After a while, her guard is down enough that when I suggest a sleeping aid, she takes it without a fight. I lie with her, watching her lull into a peaceful sleep before going to shower and dress. She still remains in bed, in my sheets. Her red hair splayed over the pillow, her milky skin with faint reminders of her kidnapping, her petite body curled into a ball. One could look at her and never believe the titanic life she’s endured.
She poises herself as strong, but it’s her cracks that cause me to stumble and fall, making me love her even more. I’m a greedy man, and to know that her weaknesses make her more dependent on me feeds my avarice. But at the same time, I get off on her strong-willed feistiness. She’s a mélange that appeals to all my facets and allows me to freely indulge in my nefarious needs that other women would take high offense to. But Elizabeth has this unique way of submitting to me without being submissive in nature.
She’s enigmatic.
My phone goes off, pulling me away from the room where my love sleeps. When I answer, it’s security needing permission to let Lachlan up. I called him as soon as Elizabeth fell asleep because I need to talk to him about why he’s been communicating clandestinely with Camilla.
“’Morning,” he greets when I open the door.
“We need to talk,” I say and then turn to lead him into the office.
I sit at the desk and he takes one of the seats opposite.

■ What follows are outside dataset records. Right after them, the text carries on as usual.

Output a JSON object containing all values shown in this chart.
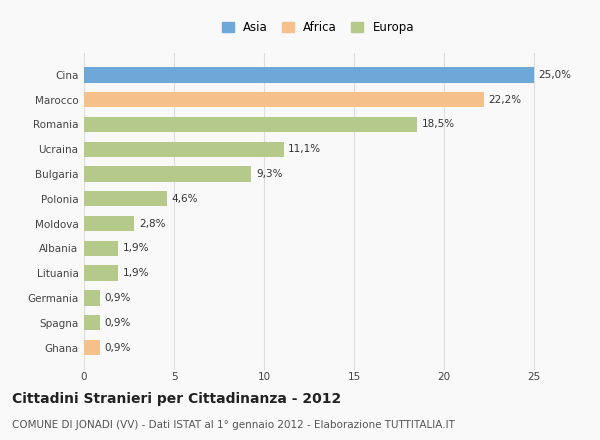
{
  "categories": [
    "Cina",
    "Marocco",
    "Romania",
    "Ucraina",
    "Bulgaria",
    "Polonia",
    "Moldova",
    "Albania",
    "Lituania",
    "Germania",
    "Spagna",
    "Ghana"
  ],
  "values": [
    25.0,
    22.2,
    18.5,
    11.1,
    9.3,
    4.6,
    2.8,
    1.9,
    1.9,
    0.9,
    0.9,
    0.9
  ],
  "labels": [
    "25,0%",
    "22,2%",
    "18,5%",
    "11,1%",
    "9,3%",
    "4,6%",
    "2,8%",
    "1,9%",
    "1,9%",
    "0,9%",
    "0,9%",
    "0,9%"
  ],
  "colors": [
    "#6ea8d8",
    "#f5c08a",
    "#b5c98a",
    "#b5c98a",
    "#b5c98a",
    "#b5c98a",
    "#b5c98a",
    "#b5c98a",
    "#b5c98a",
    "#b5c98a",
    "#b5c98a",
    "#f5c08a"
  ],
  "legend": [
    {
      "label": "Asia",
      "color": "#6ea8d8"
    },
    {
      "label": "Africa",
      "color": "#f5c08a"
    },
    {
      "label": "Europa",
      "color": "#b5c98a"
    }
  ],
  "xlim": [
    0,
    26
  ],
  "xticks": [
    0,
    5,
    10,
    15,
    20,
    25
  ],
  "title": "Cittadini Stranieri per Cittadinanza - 2012",
  "subtitle": "COMUNE DI JONADI (VV) - Dati ISTAT al 1° gennaio 2012 - Elaborazione TUTTITALIA.IT",
  "background_color": "#f9f9f9",
  "bar_height": 0.62,
  "grid_color": "#dddddd",
  "label_fontsize": 7.5,
  "tick_fontsize": 7.5,
  "title_fontsize": 10,
  "subtitle_fontsize": 7.5
}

“You look like shit, McKinnon.”
“Long night, as you can imagine,” I respond.
“How’s Elizabeth?”
“Anxious. Stressed. Confused,” I tell him. “She’s sleeping now, which is why I called you over to talk.”
“Let’s talk.”
“Camilla,” I state, and when I do, I note a hint of nerves in Lachlan—restless hands.
“Go on.”
“Last week, when I answered your phone, she thought I was you. She called you baby. When I confronted her about how she knew you, she told me I should ask you. So, as a man I hired because of the implicit trust I have in you, tell me why that trust shouldn’t be obstructed by this.”
“Like I told you before, Camilla and I go way back.” He stops his nervous hands and folds them in his lap. “She’s actually the reason I stopped working for your father. We had a long relationship and were engaged when I found out she was sleeping with Cal. She didn’t have the nerve to tell me, but the close proximity in which I worked with your father, it was bound to surface.”